Divas ou divinas?

Por Mareliza Cupolilo

Foto: Arquivo Pessoal Mareliza Cupolilo

Ísis e Gaia tinham origens diferentes, mas eram amigas desde a mais tenra idade. Viviam na mesma rua e eram tão conectadas que uma sempre adivinhava o pensamento da outra. Nutriam imensa admiração e profundo respeito pelas diferenças e particularidades de cada uma. Ultimamente, entretanto, passavam pouco tempo juntas, já que os afazeres cotidianos lhes sorviam a maior parte das horas.
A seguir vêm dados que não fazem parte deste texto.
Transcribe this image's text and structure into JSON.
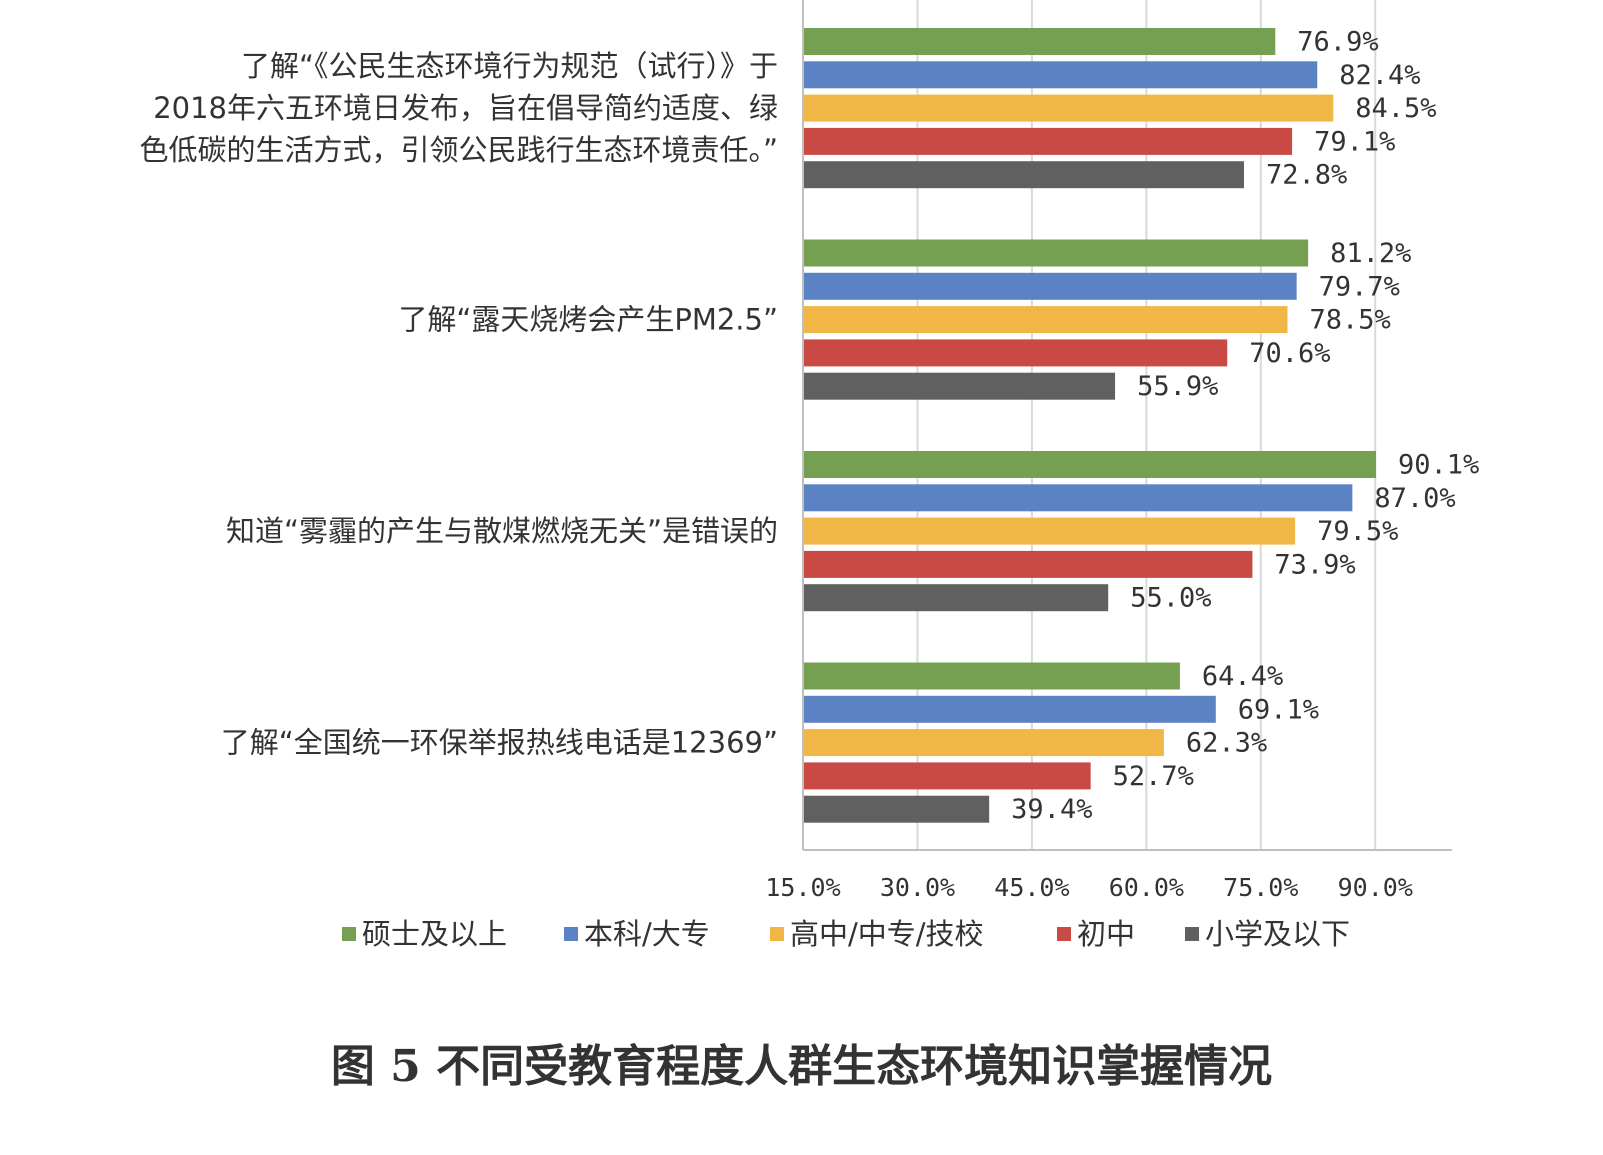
{
  "chart_data": {
    "type": "bar",
    "orientation": "horizontal",
    "categories": [
      [
        "了解“《公民生态环境行为规范（试行）》于",
        "2018年六五环境日发布，旨在倡导简约适度、绿",
        "色低碳的生活方式，引领公民践行生态环境责任。”"
      ],
      [
        "了解“露天烧烤会产生PM2.5”"
      ],
      [
        "知道“雾霾的产生与散煤燃烧无关”是错误的"
      ],
      [
        "了解“全国统一环保举报热线电话是12369”"
      ]
    ],
    "series": [
      {
        "name": "硕士及以上",
        "color": "#76a051",
        "values": [
          76.9,
          81.2,
          90.1,
          64.4
        ],
        "labels": [
          "76.9%",
          "81.2%",
          "90.1%",
          "64.4%"
        ]
      },
      {
        "name": "本科/大专",
        "color": "#5b82c2",
        "values": [
          82.4,
          79.7,
          87.0,
          69.1
        ],
        "labels": [
          "82.4%",
          "79.7%",
          "87.0%",
          "69.1%"
        ]
      },
      {
        "name": "高中/中专/技校",
        "color": "#f0b646",
        "values": [
          84.5,
          78.5,
          79.5,
          62.3
        ],
        "labels": [
          "84.5%",
          "78.5%",
          "79.5%",
          "62.3%"
        ]
      },
      {
        "name": "初中",
        "color": "#c94a44",
        "values": [
          79.1,
          70.6,
          73.9,
          52.7
        ],
        "labels": [
          "79.1%",
          "70.6%",
          "73.9%",
          "52.7%"
        ]
      },
      {
        "name": "小学及以下",
        "color": "#606060",
        "values": [
          72.8,
          55.9,
          55.0,
          39.4
        ],
        "labels": [
          "72.8%",
          "55.9%",
          "55.0%",
          "39.4%"
        ]
      }
    ],
    "xlim": [
      15,
      100
    ],
    "xticks": [
      15,
      30,
      45,
      60,
      75,
      90
    ],
    "xtick_labels": [
      "15.0%",
      "30.0%",
      "45.0%",
      "60.0%",
      "75.0%",
      "90.0%"
    ],
    "grid": true,
    "legend_position": "bottom",
    "title": "图 5 不同受教育程度人群生态环境知识掌握情况"
  }
}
Quando findavam seus extenuantes dias, se recolhiam, exaustas, nos seus quartos, com seus celulares empunhados e os olhos vidrados naquelas pequeninas telas, nas quais os dedos deslizavam de baixo para cima, e, autônoma e aleatoriamente, clicavam em pequenos corações de pedra, que, num passe de mágica, se tornavam rubros, quase vivos.


Numa noite de lua cheia, Ísis adormeceu antes mesmo de ser tragada por aquela rotineira realidade paralela-digital. Estava tão esgotada que, sem qualquer resistência, se entregou ao mais profundo sono. Ao acordar, olhou para o relógio e se assustou ao perceber que se atrasaria para aquele esperado compromisso. Havia chegado o dia de batizar a sua tão sonhada afilhada Febe, filha de Gaia, sua amiga-irmã.


O batizado aconteceria às 9h, na paróquia local, a poucos minutos de sua casa. Ísis saltou da cama, acendeu um incenso e entrou para o banho. Depois de pronta, correu para a igreja, bem a tempo de não causar nenhum atraso. Foi uma celebração belíssima! Todos ali reunidos e imbuídos do mesmo desejo: abençoar e bendizer Febe, para que aquela pequenina crescesse ‘em sabedoria, em estatura e em graça’.


Ísis prometeu à Gaia estar sempre presente na vida de sua afilhada, acompanhando-a e instruindo-a, para que a preciosa menina crescesse forte, corajosa e justa.


As amigas – e agora comadres – se abraçaram longamente. Elas sabiam que, juntas, eram mais potentes e que, independentemente de qualquer distância e das turbulências que vivessem, ambas seriam sempre seus maiores porto-seguros e fontes das mais espontâneas gargalhadas.


Brindavam entusiasmadamente aquela feliz ocasião quando o celular de Ísis tocou. E tocou, tocou, tocou.


Foi, então, que Ísis despertou e percebeu que tudo não passara de um sonho.


Ainda embriagada de sono, pegou seu celular e se assustou ao ver no identificador de chamadas que Gaia estava lhe telefonando aquela hora da madrugada. Prontamente, atendeu à ligação:

- Alô, Gaia! Tudo bem com você?


Gaia respondeu:

- Amiga, quero compartilhar uma incrível boa-nova! Eu vou ser mãe. Estou esperando uma menina! Você aceita ser a madrinha?


Muito comovida, Ísis respondeu que sim e perguntou:

- Posso adivinhar o nome dela?


POR DENTRO DO TEXTO

Deusas mulheres ou Mulheres deusas?

Todas as mulheres carregam em si a potência das deusas.

Ísis foi uma das principais deusas do Egito Antigo e possuía o poder da cura. Sua influência ultrapassou barreiras e os milênios.


Gaia, da mitologia grega, é a deusa que representa a mãe-terra. De Gaia nasceram o mar, as montanhas e o céu. Foi essa poderosa deusa que gerou os 12 titãs.


Febe é uma titânide (o feminino de titã), filha de Gaia. Uma deusa avassaladoramente linda e brilhante, ela é a primeira deusa da lua na Grécia Antiga.